Cerita yang disampaikan Rossa sungguh membuatnya benar-benar tak habis pikir.
"Jadi, dulu aku sebodoh itu? Aku bahkan beberapa kali ingin bunuh diri hanya demi laki-laki itu?" lanjutnya.
"Ya, kamu memang sebodoh itu, Na! Kamu bahkan pernah menyayat nadi kamu sendiri hanya demi mencegah Edward berangkat keluar kota bersama Silva."
"Wow, bodoh sekali," sahut Nana dengan wajah melongo.
"Ekspresimu kenapa begitu, Na? Kamu bikin aku takut," ucap Rossa sambil bergidik ngeri.
Siapa tahu, otak Nana mengalami kerusakan yang cukup parah. Karena, kondisi Nana yang sekarang, sudah mirip seperti orang yang kehilangan kewarasan di mata Rossa.
"Na? Kamu hanya pura-pura lupa ingatan, kan?" tanya Rossa sambil menyentuh lengan Nana.
"Pura-pura?" Nana lagi-lagi melongo. "Astaga, kamu nggak percaya sama aku, Ros?"
"Bukan begitu," sangkal Rossa. "Hanya saja, trik seperti ini adalah keahlian kamu, Na. Siapa tahu, ini cara baru kamu untuk mendapatkan hatinya Edward."
"Siapa yang mau berusaha mendapatkan hati laki-laki jahat itu, Ros? Aku? Nggak mungkin."
"Na? Kamu benar-benar sudah sadar sekarang? Kamu benar-benar sudah nggak bucin lagi sama si Edward?"

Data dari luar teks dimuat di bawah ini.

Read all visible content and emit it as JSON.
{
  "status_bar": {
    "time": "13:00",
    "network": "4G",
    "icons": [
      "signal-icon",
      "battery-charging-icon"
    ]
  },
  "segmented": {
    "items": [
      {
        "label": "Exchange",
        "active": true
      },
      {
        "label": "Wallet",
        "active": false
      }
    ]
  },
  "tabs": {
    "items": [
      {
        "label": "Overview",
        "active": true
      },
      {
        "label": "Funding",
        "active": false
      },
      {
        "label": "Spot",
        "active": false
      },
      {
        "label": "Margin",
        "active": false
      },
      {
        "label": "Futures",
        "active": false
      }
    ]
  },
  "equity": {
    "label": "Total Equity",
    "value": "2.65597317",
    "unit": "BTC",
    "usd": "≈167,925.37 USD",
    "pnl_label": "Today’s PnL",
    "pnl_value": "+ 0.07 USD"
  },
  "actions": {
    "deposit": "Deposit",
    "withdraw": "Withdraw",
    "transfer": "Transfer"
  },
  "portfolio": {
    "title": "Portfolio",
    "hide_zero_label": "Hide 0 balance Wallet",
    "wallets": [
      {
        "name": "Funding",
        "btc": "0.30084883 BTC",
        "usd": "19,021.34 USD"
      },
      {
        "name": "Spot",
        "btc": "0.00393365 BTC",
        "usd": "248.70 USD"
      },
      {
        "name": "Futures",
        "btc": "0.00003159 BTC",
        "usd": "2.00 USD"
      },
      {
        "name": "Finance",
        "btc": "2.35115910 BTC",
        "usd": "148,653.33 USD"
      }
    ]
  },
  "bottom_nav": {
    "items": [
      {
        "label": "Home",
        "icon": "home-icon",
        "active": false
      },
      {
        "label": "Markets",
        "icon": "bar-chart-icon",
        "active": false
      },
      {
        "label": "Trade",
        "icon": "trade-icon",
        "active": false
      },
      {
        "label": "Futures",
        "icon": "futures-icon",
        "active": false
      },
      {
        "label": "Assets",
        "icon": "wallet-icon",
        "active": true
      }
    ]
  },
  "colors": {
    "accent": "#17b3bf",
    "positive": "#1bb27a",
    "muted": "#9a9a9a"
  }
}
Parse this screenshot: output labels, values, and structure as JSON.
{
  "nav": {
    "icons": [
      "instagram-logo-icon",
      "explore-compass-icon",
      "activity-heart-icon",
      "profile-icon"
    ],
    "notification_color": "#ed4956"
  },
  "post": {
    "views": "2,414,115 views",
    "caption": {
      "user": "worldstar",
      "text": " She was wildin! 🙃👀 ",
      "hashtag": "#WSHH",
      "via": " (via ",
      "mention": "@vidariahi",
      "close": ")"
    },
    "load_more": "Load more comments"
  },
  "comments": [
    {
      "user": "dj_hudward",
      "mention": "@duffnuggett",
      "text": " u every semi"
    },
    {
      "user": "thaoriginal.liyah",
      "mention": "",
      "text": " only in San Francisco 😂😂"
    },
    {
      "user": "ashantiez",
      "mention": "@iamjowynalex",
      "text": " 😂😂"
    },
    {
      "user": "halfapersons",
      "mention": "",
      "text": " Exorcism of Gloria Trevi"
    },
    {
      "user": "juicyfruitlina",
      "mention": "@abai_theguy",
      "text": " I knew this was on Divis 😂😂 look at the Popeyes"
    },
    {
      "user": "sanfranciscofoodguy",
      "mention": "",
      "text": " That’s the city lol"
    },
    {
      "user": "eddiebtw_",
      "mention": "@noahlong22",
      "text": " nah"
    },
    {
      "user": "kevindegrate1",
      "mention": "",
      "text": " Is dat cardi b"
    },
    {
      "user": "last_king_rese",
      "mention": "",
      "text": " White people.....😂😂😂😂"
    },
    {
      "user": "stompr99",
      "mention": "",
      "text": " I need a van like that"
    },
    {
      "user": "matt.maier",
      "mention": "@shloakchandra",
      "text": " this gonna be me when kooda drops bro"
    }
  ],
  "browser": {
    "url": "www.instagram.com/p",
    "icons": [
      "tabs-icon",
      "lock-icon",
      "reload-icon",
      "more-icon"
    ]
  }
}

"Untuk apa aku bucin sama laki-laki kayak dia?" sahut Nana. "Banyak ikan lain didalam lautan, Rossa! Jadi, kenapa aku harus membuang-buang waktuku dengan hanya mengejar dia saja?"
"Aku harap, kamu serius, Na! Tolong, jangan bodoh lagi karena cinta! Edward nggak cinta kamu! Dia cuma cinta sama Silva."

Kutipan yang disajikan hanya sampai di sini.